Es lo que ocurre con los de Javier Cercas después del éxito inesperado de Soldados de Salamina.
Antes de
abrir la primera página de El impostor, la
promoción lo ha destripado tanto que casi podríamos prescindir de su lectura:
cuenta la historia real de un impostor, Enric Marco, un hombre que se hizo
pasar por superviviente de un campo nazi sin serlo, y para ello, según técnica
habitual en este tipo de obras (recordemos, por citar un caso reciente El marqués y la esvástica sobre
González-Ruano), convierte al propio investigador en personaje (el libro
comienza con capítulos alternos: en los impares se nos refieren las perplejidades
y dificultades de Cercas a la hora de realizar su investigación mientras que en
los pares cuenta lo que va sabiendo de Marco).
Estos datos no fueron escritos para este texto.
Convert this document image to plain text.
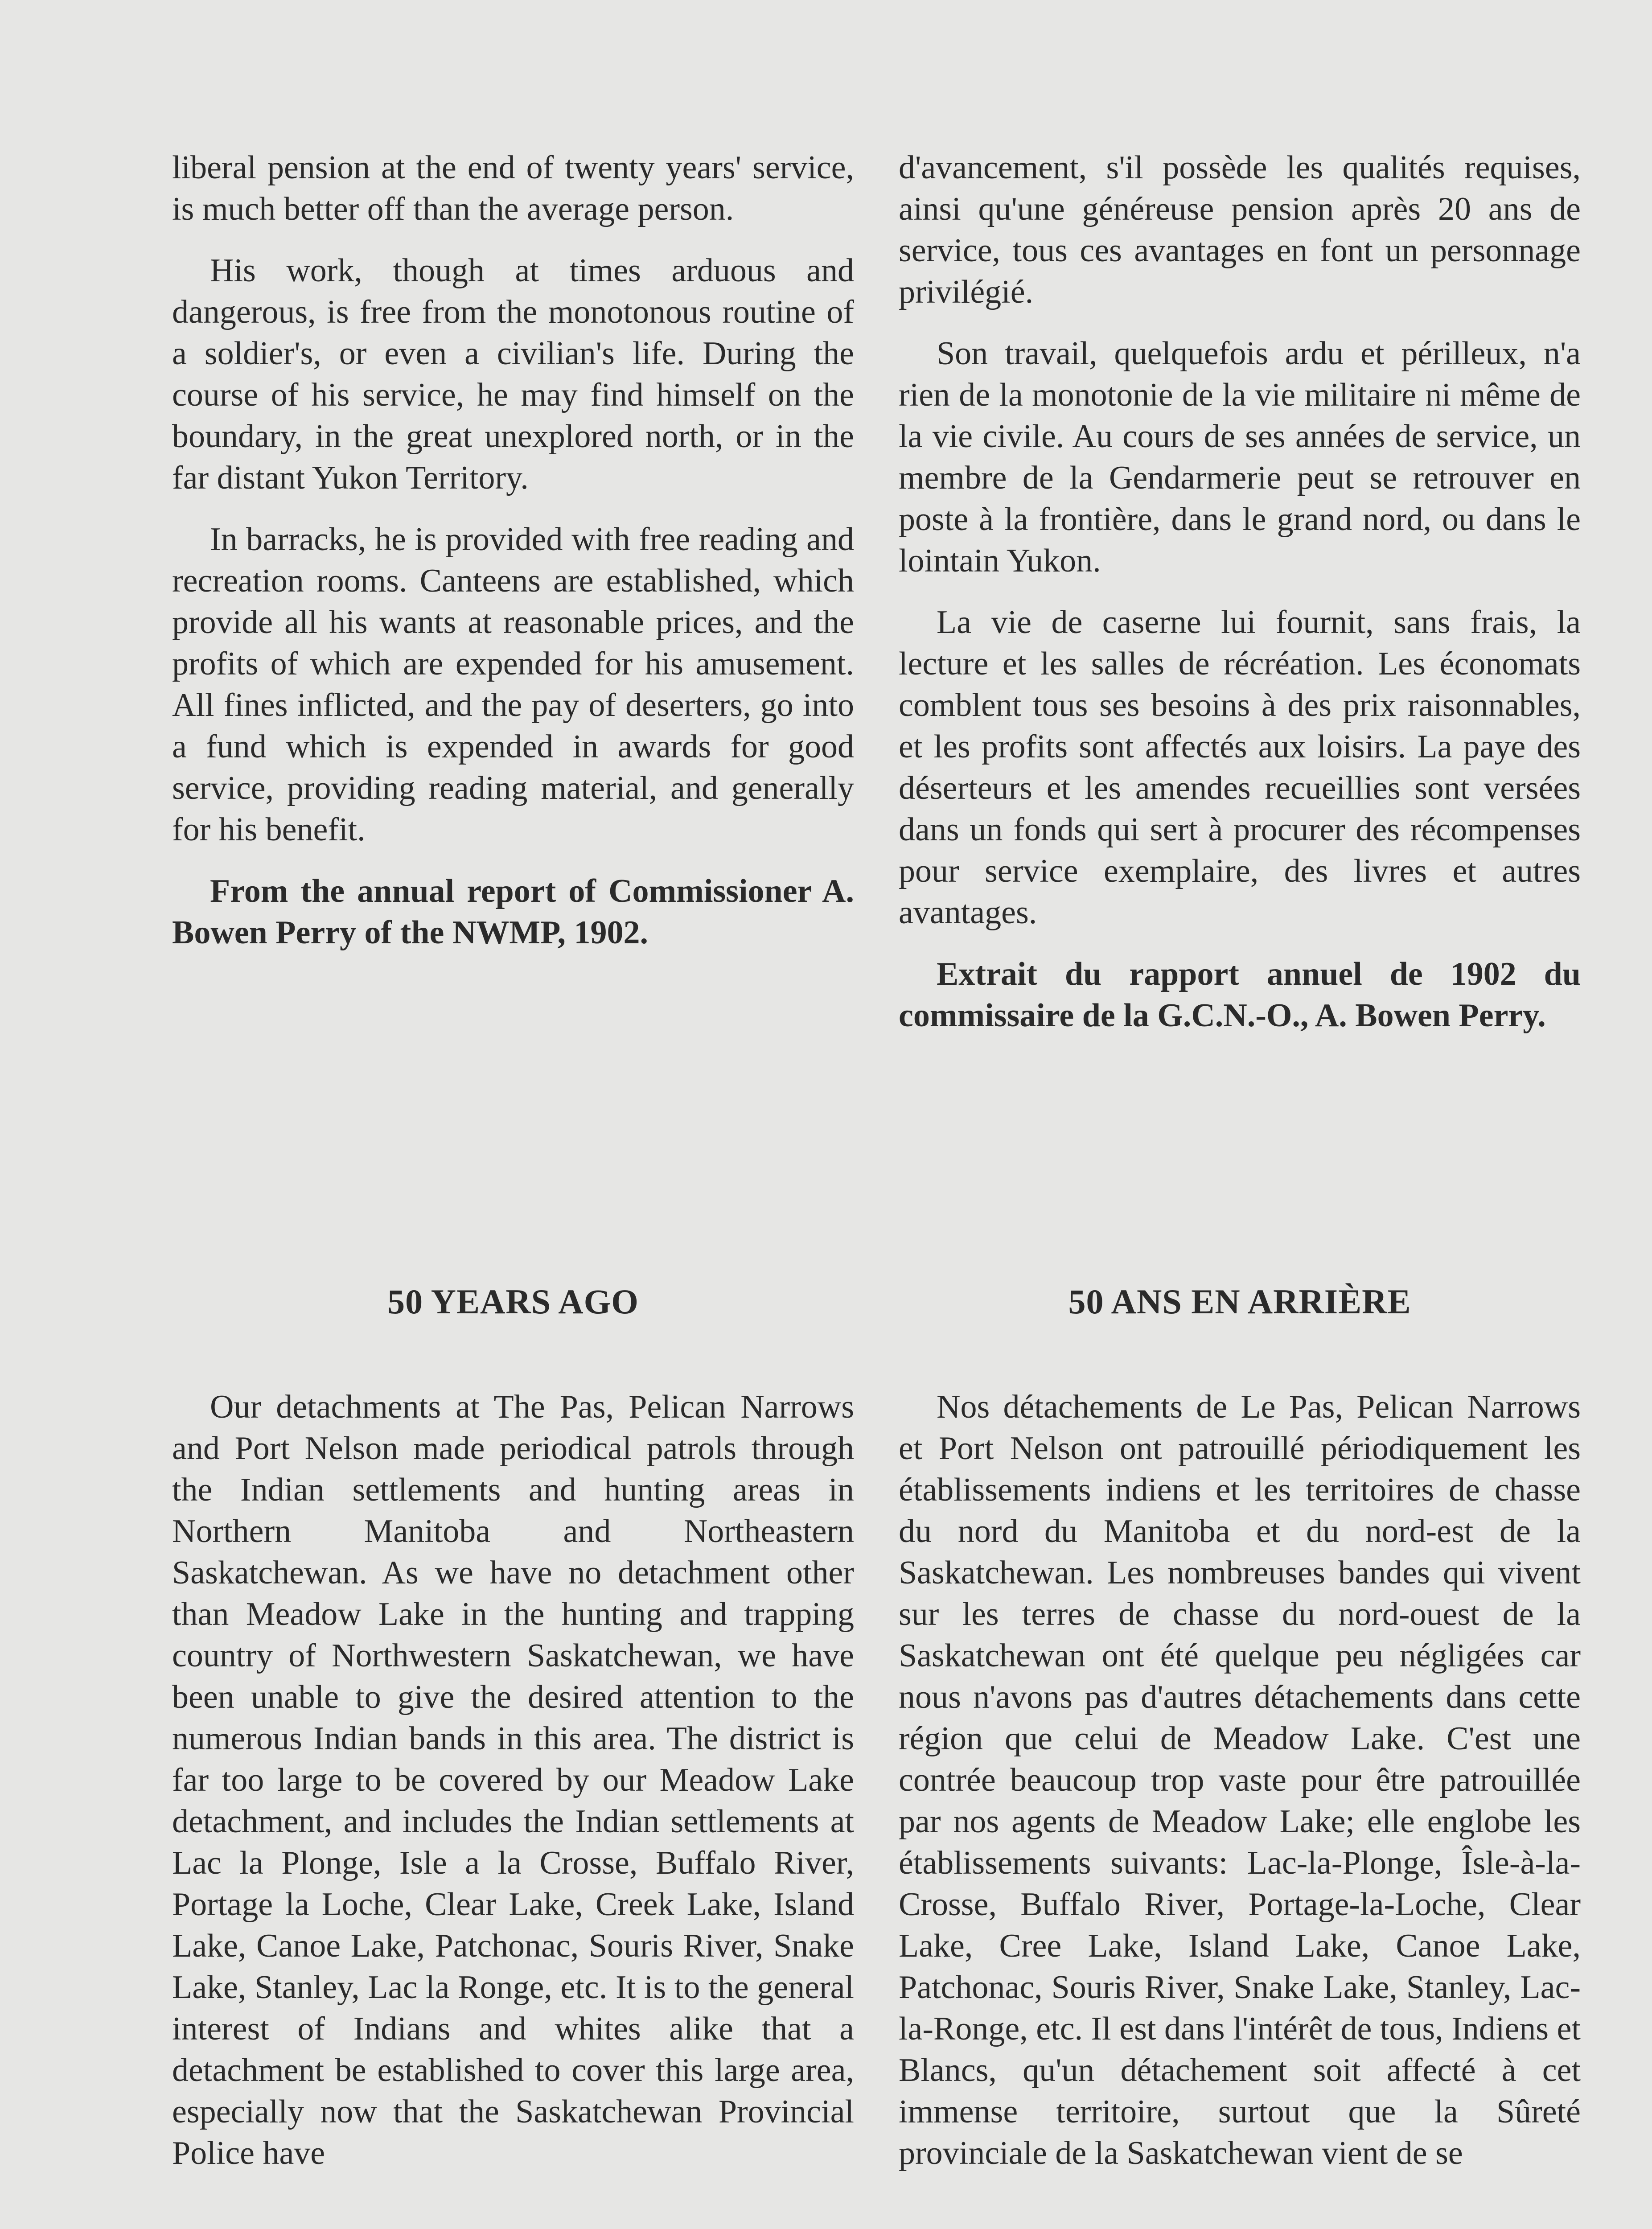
liberal pension at the end of twenty years' service, is much better off than the average person.

His work, though at times arduous and dangerous, is free from the monotonous routine of a soldier's, or even a civilian's life. During the course of his service, he may find himself on the boundary, in the great unexplored north, or in the far distant Yukon Territory.

In barracks, he is provided with free reading and recreation rooms. Canteens are established, which provide all his wants at reasonable prices, and the profits of which are expended for his amusement. All fines inflicted, and the pay of deserters, go into a fund which is expended in awards for good service, providing reading material, and generally for his benefit.

From the annual report of Commissioner A. Bowen Perry of the NWMP, 1902.

d'avancement, s'il possède les qualités requises, ainsi qu'une généreuse pension après 20 ans de service, tous ces avantages en font un personnage privilégié.

Son travail, quelquefois ardu et périlleux, n'a rien de la monotonie de la vie militaire ni même de la vie civile. Au cours de ses années de service, un membre de la Gendarmerie peut se retrouver en poste à la frontière, dans le grand nord, ou dans le lointain Yukon.

La vie de caserne lui fournit, sans frais, la lecture et les salles de récréation. Les économats comblent tous ses besoins à des prix raisonnables, et les profits sont affectés aux loisirs. La paye des déserteurs et les amendes recueillies sont versées dans un fonds qui sert à procurer des récompenses pour service exemplaire, des livres et autres avantages.

Extrait du rapport annuel de 1902 du commissaire de la G.C.N.-O., A. Bowen Perry.

50 YEARS AGO	50 ANS EN ARRIÈRE

Our detachments at The Pas, Pelican Narrows and Port Nelson made periodical patrols through the Indian settlements and hunting areas in Northern Manitoba and Northeastern Saskatchewan. As we have no detachment other than Meadow Lake in the hunting and trapping country of Northwestern Saskatchewan, we have been unable to give the desired attention to the numerous Indian bands in this area. The district is far too large to be covered by our Meadow Lake detachment, and includes the Indian settlements at Lac la Plonge, Isle a la Crosse, Buffalo River, Portage la Loche, Clear Lake, Creek Lake, Island Lake, Canoe Lake, Patchonac, Souris River, Snake Lake, Stanley, Lac la Ronge, etc. It is to the general interest of Indians and whites alike that a detachment be established to cover this large area, especially now that the Saskatchewan Provincial Police have

Nos détachements de Le Pas, Pelican Narrows et Port Nelson ont patrouillé périodiquement les établissements indiens et les territoires de chasse du nord du Manitoba et du nord-est de la Saskatchewan. Les nombreuses bandes qui vivent sur les terres de chasse du nord-ouest de la Saskatchewan ont été quelque peu négligées car nous n'avons pas d'autres détachements dans cette région que celui de Meadow Lake. C'est une contrée beaucoup trop vaste pour être patrouillée par nos agents de Meadow Lake; elle englobe les établissements suivants: Lac-la-Plonge, Îsle-à-la-Crosse, Buffalo River, Portage-la-Loche, Clear Lake, Cree Lake, Island Lake, Canoe Lake, Patchonac, Souris River, Snake Lake, Stanley, Lac-la-Ronge, etc. Il est dans l'intérêt de tous, Indiens et Blancs, qu'un détachement soit affecté à cet immense territoire, surtout que la Sûreté provinciale de la Saskatchewan vient de se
Hay un tercer componente en El impostor, ya no narrativo, sino
reflexivo o ensayístico en torno a las relaciones entre realidad y ficción, el
franquismo, la memoria histórica.
La
reconstrucción de la peripecia biográfica de Enric Marco resulta, con mucho, el
más interesante de esos tres ingredientes. El
impostor podía haberse limitado a ser una excelente crónica periodística
sobre un superviviente, sobre un niño maltratado y sin estudios que, tras una vida
no precisamente fácil, llega a la Universidad y consigue el público
reconocimiento por su labor sindical y social, seguido de la humillación
pública cuando se descubren las mentiras de su currículum: había estado en una
cárcel nazi, pero no en un campo de concentración: había ido a trabajar a
Alemania como “trabajador voluntario”, forzado como tantos por la necesidad y
allí sería acusado de “alta traición”.
Pero la
crónica, aunque utilice las técnicas narrativas de la ficción y resulte con
frecuencia más apasionante, carece del prestigio de la novela. Por eso Javier
Cercas insiste en que su libro es una novela, si bien no de estirpe
decimonónica, sino quijotesca. Y se convierte él mismo en personaje y convierte
en personajes a familiares, como su hermana o su hijo, y a otros colaboradores.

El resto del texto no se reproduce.